Princeton University discovers platinum alternative that could lead to cheaper fuel cells

(Image source: Princeton University official website)

As we all know, platinum is expensive and is one of the serious obstacles to the large-scale application of hydrogen fuel cells, one of the energy sources for electric vehicles , because hydrogen fuel cells require platinum. However, according to foreign media reports, a research team led by Bruce E. Koel, a professor of biological and chemical engineering at Princeton University, successfully found a cheaper alternative to platinum. The researchers said that they found a hafnium-based compound that is about 60% as efficient as platinum, but the cost is only about one-fifth of platinum.

Fuel cells work by converting the energy stored in hydrogen atoms directly into electricity. NASA has long used fuel cells to power satellites and other space missions, and now they are also being used in electric cars and buses. Hydrogen is the simplest and most abundant element on the planet and in the universe.

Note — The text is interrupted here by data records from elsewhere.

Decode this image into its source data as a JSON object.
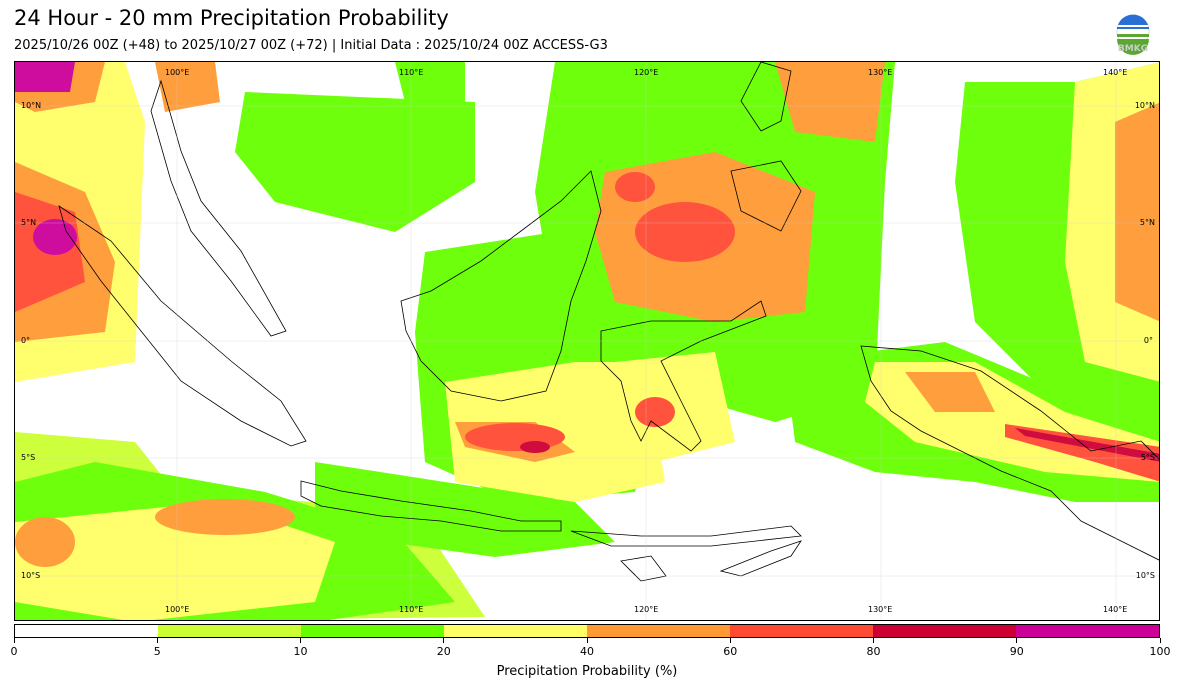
{
  "header": {
    "title": "24 Hour - 20 mm Precipitation Probability",
    "subtitle": "2025/10/26 00Z (+48) to 2025/10/27 00Z (+72) | Initial Data : 2025/10/24 00Z ACCESS-G3"
  },
  "logo": {
    "text": "BMKG"
  },
  "map": {
    "lon_labels": [
      "100°E",
      "110°E",
      "120°E",
      "130°E",
      "140°E"
    ],
    "lat_labels": [
      "10°N",
      "5°N",
      "0°",
      "5°S",
      "10°S"
    ]
  },
  "colorbar": {
    "label": "Precipitation Probability (%)",
    "ticks": [
      "0",
      "5",
      "10",
      "20",
      "40",
      "60",
      "80",
      "90",
      "100"
    ],
    "colors": [
      "#ffffff",
      "#ccff33",
      "#66ff00",
      "#ffff66",
      "#ff9933",
      "#ff4a33",
      "#cc0033",
      "#cc0099"
    ]
  }
}
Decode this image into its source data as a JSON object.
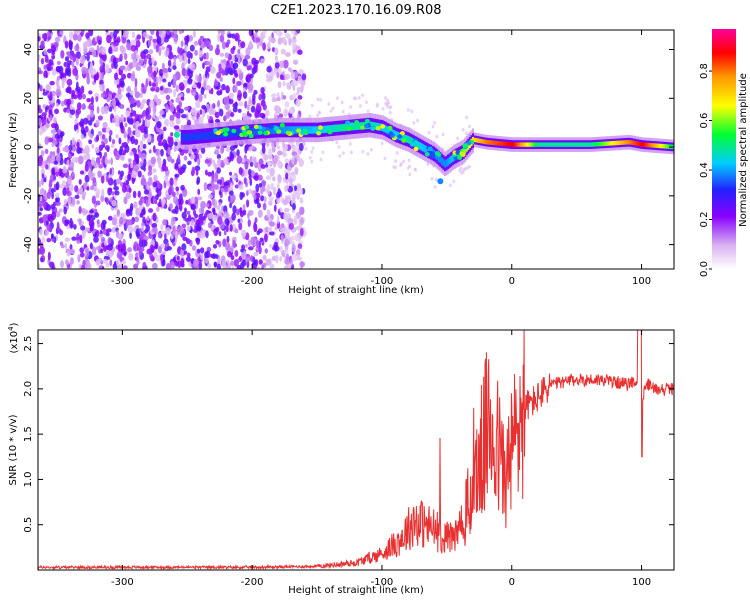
{
  "title": "C2E1.2023.170.16.09.R08",
  "colors": {
    "snr_line": "#e83030",
    "frame": "#000000"
  },
  "chart_data": [
    {
      "type": "heatmap",
      "xlabel": "Height of straight line (km)",
      "ylabel": "Frequency (Hz)",
      "xlim": [
        -365,
        125
      ],
      "ylim": [
        -50,
        48
      ],
      "xticks": [
        -300,
        -200,
        -100,
        0,
        100
      ],
      "yticks": [
        -40,
        -20,
        0,
        20,
        40
      ],
      "colorbar": {
        "label": "Normalized spectral amplitude",
        "range": [
          0.0,
          0.97
        ],
        "ticks": [
          0.0,
          0.2,
          0.4,
          0.6,
          0.8
        ],
        "tick_labels": [
          "0.0",
          "0.2",
          "0.4",
          "0.6",
          "0.8"
        ],
        "colors": [
          "#ffffff",
          "#d8b0f0",
          "#8800ff",
          "#2222ff",
          "#00ccff",
          "#00ff33",
          "#ffff00",
          "#ff9900",
          "#ff0000",
          "#ff0099"
        ]
      },
      "ridge": {
        "height_km": [
          -250,
          -210,
          -180,
          -150,
          -130,
          -110,
          -100,
          -90,
          -80,
          -70,
          -60,
          -52,
          -45,
          -38,
          -30,
          -20,
          0,
          20,
          60,
          90,
          100,
          125
        ],
        "frequency_hz": [
          4,
          6,
          7,
          7,
          8,
          9,
          8,
          5,
          3,
          0,
          -3,
          -7,
          -4,
          -2,
          3,
          2,
          1,
          1,
          1,
          2,
          1,
          0
        ],
        "amplitude": [
          0.35,
          0.35,
          0.4,
          0.45,
          0.5,
          0.5,
          0.45,
          0.45,
          0.5,
          0.45,
          0.4,
          0.4,
          0.45,
          0.6,
          0.7,
          0.8,
          0.9,
          0.5,
          0.5,
          0.8,
          0.9,
          0.5
        ]
      },
      "noise_region_km": [
        -365,
        -160
      ]
    },
    {
      "type": "line",
      "xlabel": "Height of straight line (km)",
      "ylabel": "SNR (10 * v/v)",
      "y_multiplier": "(x10",
      "y_multiplier_exp": "4",
      "y_multiplier_close": ")",
      "xlim": [
        -365,
        125
      ],
      "ylim": [
        0,
        26500
      ],
      "xticks": [
        -300,
        -200,
        -100,
        0,
        100
      ],
      "yticks": [
        5000,
        10000,
        15000,
        20000,
        25000
      ],
      "ytick_labels": [
        "0.5",
        "1.0",
        "1.5",
        "2.0",
        "2.5"
      ],
      "series": [
        {
          "name": "",
          "x": [
            -365,
            -300,
            -200,
            -150,
            -120,
            -100,
            -85,
            -75,
            -60,
            -50,
            -40,
            -30,
            -25,
            -20,
            -15,
            -10,
            -5,
            0,
            5,
            10,
            20,
            30,
            50,
            70,
            90,
            95,
            100,
            105,
            110,
            125
          ],
          "y": [
            300,
            300,
            300,
            400,
            800,
            1800,
            3500,
            5500,
            4500,
            3500,
            4000,
            9000,
            12000,
            15000,
            16000,
            13000,
            10000,
            13000,
            16000,
            18000,
            19000,
            20500,
            21000,
            21000,
            20500,
            21000,
            19000,
            20500,
            20000,
            20000
          ]
        }
      ]
    }
  ]
}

At its most basic, fuel cells generate electricity by splitting hydrogen into protons and electrons. The protons flow through a membrane to combine with oxygen to form water, and the negatively charged electrons flow to the positively charged electrodes in the fuel cell. The flow of electrons is the current generated by the fuel cell, which can power a motor or other electronic device, but the splitting process requires materials such as platinum as catalysts.

Catalysts are also used in hydrogen-fueled fuel cells to produce hydrogen. In the best-case scenario, renewable electricity can be used with the help of catalysts to split water molecules (two hydrogen atoms and one oxygen atom) into oxygen and hydrogen, and the more efficient the catalyst, the less energy is required to split the water.

Some advanced fuel cells, called renewable fuel cells, combine both reactions. However, most current fuel cells rely on hydrogen produced by a separate system to become a hydrogen fuel cell. However, the best catalysts for both reactions are currently platinum group precious metals. Researchers believe platinum is perfect because platinum group precious metals can quickly and efficiently catalyze the chemical reactions to extract hydrogen, and these metals can withstand the harsh acidic conditions required for these reactions.

The problem is that platinum is both rare and expensive, but researchers feel that hydrogen fuel cells for electric vehicles and the like do not need platinum as a perfect material. The researchers found that hafnium hydroxide is a good substitute, and nitrogen atoms can be drawn into the material by treating it with nitrogen plasma (plasma is an ionized gas, a state of matter found in fluorescent lamps and the sun).

Previously, many materials were overlooked because they do not conduct electricity. However, the researchers found that treating hafnium oxide with nitrogen plasma formed a thin film of material that can act as a highly active catalyst that can survive strong acid conditions. Although the hafnium-based film is only about two-thirds as efficient as platinum, it is much cheaper. The researchers plan to test zirconium next because it is even cheaper.

While the material is well suited for use in fuel cells, the researchers believe it would be most valuable in systems that use catalysts to electrochemically split water to produce hydrogen as a fuel. The researchers also stressed that their discovery would not enable new, inexpensive technologies to be commercialized in the near future. Currently, the process of making the material is complex and limited to the laboratory. While they have determined the properties of the film, they still need to consider the engineering technology required to mass-produce the material. However, the research opens the door to further exploration of alternative materials to platinum.